AI term · last reviewed 2026-07-07
Quantization
Also known as: Model quantization
Quantization shrinks a model by storing its weights at lower numeric precision (for example 4-bit or 8-bit), cutting memory and inference cost at some accuracy tradeoff.
How it works
Quantization shrinks a model by storing its weights (and sometimes activations) at lower numeric precision, for example 8-bit or 4-bit integers instead of 16-bit or 32-bit floating point. Fewer bits per weight means a smaller model that uses less memory and runs faster, at the cost of some precision. Done carefully, the accuracy loss is small relative to the large gains in memory footprint and inference speed, which is why quantized models are common for running LLMs on constrained hardware or at lower cost.
When it matters
Quantization matters when you need to run a model cheaply, on smaller GPUs, or on-device (edge and mobile), and when inference cost or latency is the constraint. It is one of the main levers for making a capable model affordable to serve at scale.
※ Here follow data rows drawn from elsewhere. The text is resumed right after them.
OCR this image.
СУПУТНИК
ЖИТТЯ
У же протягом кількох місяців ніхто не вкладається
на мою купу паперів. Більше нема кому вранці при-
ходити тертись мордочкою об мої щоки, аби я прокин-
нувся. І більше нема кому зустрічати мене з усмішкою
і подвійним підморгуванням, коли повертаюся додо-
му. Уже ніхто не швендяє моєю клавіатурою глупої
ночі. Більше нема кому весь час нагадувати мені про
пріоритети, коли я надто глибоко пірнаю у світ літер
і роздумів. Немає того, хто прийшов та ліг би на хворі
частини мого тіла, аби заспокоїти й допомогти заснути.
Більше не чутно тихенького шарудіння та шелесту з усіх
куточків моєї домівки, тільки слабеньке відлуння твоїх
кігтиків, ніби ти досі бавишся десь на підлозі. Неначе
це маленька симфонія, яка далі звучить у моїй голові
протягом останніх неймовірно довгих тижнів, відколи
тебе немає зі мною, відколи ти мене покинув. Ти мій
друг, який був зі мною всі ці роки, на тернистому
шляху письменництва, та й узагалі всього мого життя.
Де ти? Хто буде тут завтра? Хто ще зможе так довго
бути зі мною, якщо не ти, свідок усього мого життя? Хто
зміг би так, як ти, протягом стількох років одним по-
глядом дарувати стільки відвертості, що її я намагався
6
The tradeoff is quality: aggressive quantization can degrade reasoning or accuracy, so you evaluate the quantized model on your own task rather than assuming parity.
Common misconceptions
- "Quantization is free accuracy." There is a quality tradeoff; measure it on your workload.
- "Quantization equals distillation." Quantization lowers weight precision; distillation trains a smaller model to mimic a larger one. Different techniques.
- "4-bit is always fine." How far you can push precision down depends on the model and task.